December 10, 2020

In April of 2018, my husband and I received the news we’d been so anxiously anticipating – we were going to be parents.  However, just a few weeks later, we learned that the pregnancy had not progressed as we’d hoped.  The next couple of months were some of the darkest of our lives as we dealt with the reality that we would not be bringing a baby home the following January.

While there were many moments when I was overcome by the emotions of grief, there were just as many when I was overcome with something else – the hope of Christ.  I remember one Sunday morning as I led worship in LifeLight, we sang Lauren Daigle’s Trust in You.

When You don’t move the mountains. I’m needing You to move. When You don’t part the waters. I wish I could walk through. When You don’t give the answers. As I cry out to You. I will trust, I will trust. I will trust in You.

As I looked out into the congregation, I realized that only a couple of the people looking back at me knew what I was facing at that time, though they all seemed to need the message of this song just as much as I did.  I knew that many of them also faced quiet struggles that I would never know the full extent of.  But here we were, all of us together, boldly affirming what we knew to be true – that we can always trust God to be our Light in the darkness.

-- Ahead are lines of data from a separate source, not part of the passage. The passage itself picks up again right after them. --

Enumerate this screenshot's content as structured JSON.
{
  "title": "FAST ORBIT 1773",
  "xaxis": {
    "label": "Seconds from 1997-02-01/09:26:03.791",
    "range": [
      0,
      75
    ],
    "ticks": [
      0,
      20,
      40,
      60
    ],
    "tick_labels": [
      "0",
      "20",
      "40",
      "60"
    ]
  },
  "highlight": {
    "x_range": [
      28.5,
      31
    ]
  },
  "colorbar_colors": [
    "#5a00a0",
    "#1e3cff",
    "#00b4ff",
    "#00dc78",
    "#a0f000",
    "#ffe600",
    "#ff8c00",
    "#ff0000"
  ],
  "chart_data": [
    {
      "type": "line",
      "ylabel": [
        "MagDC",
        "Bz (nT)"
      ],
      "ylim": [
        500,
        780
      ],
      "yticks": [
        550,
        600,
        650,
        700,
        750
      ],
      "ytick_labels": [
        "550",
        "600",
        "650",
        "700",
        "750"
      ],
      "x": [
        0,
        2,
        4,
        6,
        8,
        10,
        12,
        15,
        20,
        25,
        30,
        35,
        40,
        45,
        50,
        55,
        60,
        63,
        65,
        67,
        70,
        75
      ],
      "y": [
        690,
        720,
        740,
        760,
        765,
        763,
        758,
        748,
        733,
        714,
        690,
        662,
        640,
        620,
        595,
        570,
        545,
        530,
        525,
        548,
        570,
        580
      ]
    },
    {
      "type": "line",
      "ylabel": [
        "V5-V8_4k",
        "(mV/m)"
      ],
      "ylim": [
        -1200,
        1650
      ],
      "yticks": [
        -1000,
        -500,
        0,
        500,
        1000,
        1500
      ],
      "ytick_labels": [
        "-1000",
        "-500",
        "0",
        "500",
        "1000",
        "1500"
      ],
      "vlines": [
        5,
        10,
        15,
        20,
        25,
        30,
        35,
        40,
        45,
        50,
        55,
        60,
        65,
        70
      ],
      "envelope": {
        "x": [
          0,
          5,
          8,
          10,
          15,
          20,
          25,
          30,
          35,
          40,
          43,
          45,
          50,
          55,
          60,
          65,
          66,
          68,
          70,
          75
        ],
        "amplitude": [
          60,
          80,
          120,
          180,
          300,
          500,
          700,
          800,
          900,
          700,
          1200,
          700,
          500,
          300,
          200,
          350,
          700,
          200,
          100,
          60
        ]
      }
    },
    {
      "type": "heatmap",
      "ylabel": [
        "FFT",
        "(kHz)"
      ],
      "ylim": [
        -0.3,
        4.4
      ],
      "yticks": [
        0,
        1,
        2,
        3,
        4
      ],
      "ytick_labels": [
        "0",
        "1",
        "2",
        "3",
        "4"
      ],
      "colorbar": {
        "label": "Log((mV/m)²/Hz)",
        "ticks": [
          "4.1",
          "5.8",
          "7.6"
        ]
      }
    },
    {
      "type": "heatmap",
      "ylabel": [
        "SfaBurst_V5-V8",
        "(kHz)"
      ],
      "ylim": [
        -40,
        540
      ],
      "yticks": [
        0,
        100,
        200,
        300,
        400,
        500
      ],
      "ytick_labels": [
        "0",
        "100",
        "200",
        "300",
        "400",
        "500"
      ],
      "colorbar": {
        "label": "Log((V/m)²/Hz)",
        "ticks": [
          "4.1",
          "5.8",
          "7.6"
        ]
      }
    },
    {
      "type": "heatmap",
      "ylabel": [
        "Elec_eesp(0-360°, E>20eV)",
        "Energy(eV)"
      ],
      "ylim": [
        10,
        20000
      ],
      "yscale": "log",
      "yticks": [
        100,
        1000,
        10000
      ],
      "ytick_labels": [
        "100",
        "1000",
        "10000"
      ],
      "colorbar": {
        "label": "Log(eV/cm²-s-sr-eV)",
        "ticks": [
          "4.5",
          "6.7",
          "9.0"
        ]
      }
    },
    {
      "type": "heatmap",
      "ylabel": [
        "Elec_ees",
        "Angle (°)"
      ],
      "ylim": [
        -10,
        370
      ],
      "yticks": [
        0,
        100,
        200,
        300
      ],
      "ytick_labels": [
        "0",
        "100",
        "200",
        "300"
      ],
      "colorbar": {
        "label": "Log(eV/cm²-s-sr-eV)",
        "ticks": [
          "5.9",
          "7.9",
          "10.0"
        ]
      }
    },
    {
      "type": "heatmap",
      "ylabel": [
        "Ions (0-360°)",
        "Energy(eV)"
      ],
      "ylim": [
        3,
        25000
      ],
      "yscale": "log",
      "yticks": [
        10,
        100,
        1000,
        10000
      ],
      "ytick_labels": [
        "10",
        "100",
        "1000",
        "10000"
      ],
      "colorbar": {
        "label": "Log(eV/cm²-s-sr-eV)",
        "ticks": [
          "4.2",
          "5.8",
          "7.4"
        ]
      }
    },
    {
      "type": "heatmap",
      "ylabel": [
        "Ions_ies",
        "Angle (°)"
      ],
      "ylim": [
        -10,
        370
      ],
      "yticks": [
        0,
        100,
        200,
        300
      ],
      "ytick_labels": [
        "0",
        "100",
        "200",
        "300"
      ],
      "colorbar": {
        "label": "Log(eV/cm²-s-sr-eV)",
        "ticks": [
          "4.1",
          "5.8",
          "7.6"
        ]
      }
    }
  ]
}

This Advent season will be different than any of the ones that have come before it. However, all that we know to be true about this season is still the same.  Jesus came into the world to be our Light.  When the world around us seems dark, when we don’t have the answers we’re looking for, when there seems to be no way out from our pain, the hope of Christ is there.  He sees us in our times of struggle and doubt, and as we know from Psalm 34, He is near to the brokenhearted.  My prayer for all of us this Christmas is that we might have the gift of more fully knowing this truth each day.